8.3. Further, other decisions relied on by Ld.Counsel are factually distinguishable and not applicable to the facts of present case. Thus entire list of decisions relied upon by Ld. counsel cannot rescue assessee from tax implication as those are factually different from that of the present as has been discussed above.
8.4. Under section 82 of Companies Act 1956, as it was applicable for the relevant assessment year, shares in a company is a moveable property, transferrable in the manner provided by its Articles of Association. Assessee has not shown/established the manner in which alleged transfer that has been effectuated, was authorized by its Articles. It is difficult to imagine Articles of Association of a company providing for gifting of assets in the company to another company by way of shares in a public limited company, unless it be one which has been set up for some purpose. Ld.A.O. had rightly raised question regarding the reality and genuineness of transaction, in addition to its validity.
In fact when such transactions are entered into, involving assets substantially worth, it behoves the assessee before Ld. AO to establish to the hilt, the factum, genuineness and validity of such transaction, the right to enter into such transaction and bonafides of such transaction, especially when, revenue challenges genuineness of such transaction itself.
It has been vehemently contested by authorities below as well as Ld. CIT DR that transaction has been effectuated for avoiding payment of tax and to get out of the ambit of section 56 (2) (viia) of the Act.
And it is apparent from record that assessee has not demonstrated by way of documentary evidence or in any of the manner to prove the genuineness and validity of transaction.
8.5. Ld.Counsel has been harping that the shares held by assessee in a Public Limited Company was transferred in lieu of a family realignment, but failed to establish the relation of the alleged transferee company with that of assessee or any of the group/subsidiary companies.
Further there is no agreement/document that has been executed between group companies forming part of family realignment. To postulate that a company can give away its assets free to another even orally, can only be aiding dubious attempts at avoidance of tax payable under the Act unless it is supported by documentary evidence. In our considered opinion Assessing Officer is in a better position to make proper enquiry in to the question of reality, genuineness and validity of alleged transaction, entered into by assessee.
8.6. Assessee is thus directed to provide all necessary and relevant information/details to assist Ld. A.O., as called for, to his satisfaction, in determining correct nature of alleged transaction as per law.

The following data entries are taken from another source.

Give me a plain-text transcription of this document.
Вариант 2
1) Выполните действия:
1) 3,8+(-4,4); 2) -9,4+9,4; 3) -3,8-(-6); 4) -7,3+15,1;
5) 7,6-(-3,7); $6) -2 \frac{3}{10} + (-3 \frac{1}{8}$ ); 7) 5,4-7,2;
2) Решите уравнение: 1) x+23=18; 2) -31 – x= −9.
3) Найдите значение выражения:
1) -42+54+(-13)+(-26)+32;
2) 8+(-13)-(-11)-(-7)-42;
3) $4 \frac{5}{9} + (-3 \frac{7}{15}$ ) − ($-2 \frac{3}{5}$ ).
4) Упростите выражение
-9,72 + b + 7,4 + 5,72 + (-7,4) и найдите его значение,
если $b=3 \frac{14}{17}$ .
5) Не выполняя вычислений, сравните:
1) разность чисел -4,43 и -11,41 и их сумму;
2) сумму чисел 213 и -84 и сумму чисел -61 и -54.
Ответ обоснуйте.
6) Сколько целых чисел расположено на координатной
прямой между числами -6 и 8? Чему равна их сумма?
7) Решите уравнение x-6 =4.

It is also directed that in the event assessee fails to provide any document as called for, in order to establish the genuineness and validity of alleged transaction, as has been submitted to be for a family realignment, Ld.A.O. may compute income in the hands of assessee as per law. On the contrary if assessee is able to prove to the satisfaction of Ld.AO regarding genuineness and validity of the transaction, no addition shall be called for.
8.7. With the above directions we set aside the issue raised by assessee back to Ld. AO. who shall decide the issue as per facts and law, after giving due opportunity of being heard to the assessee.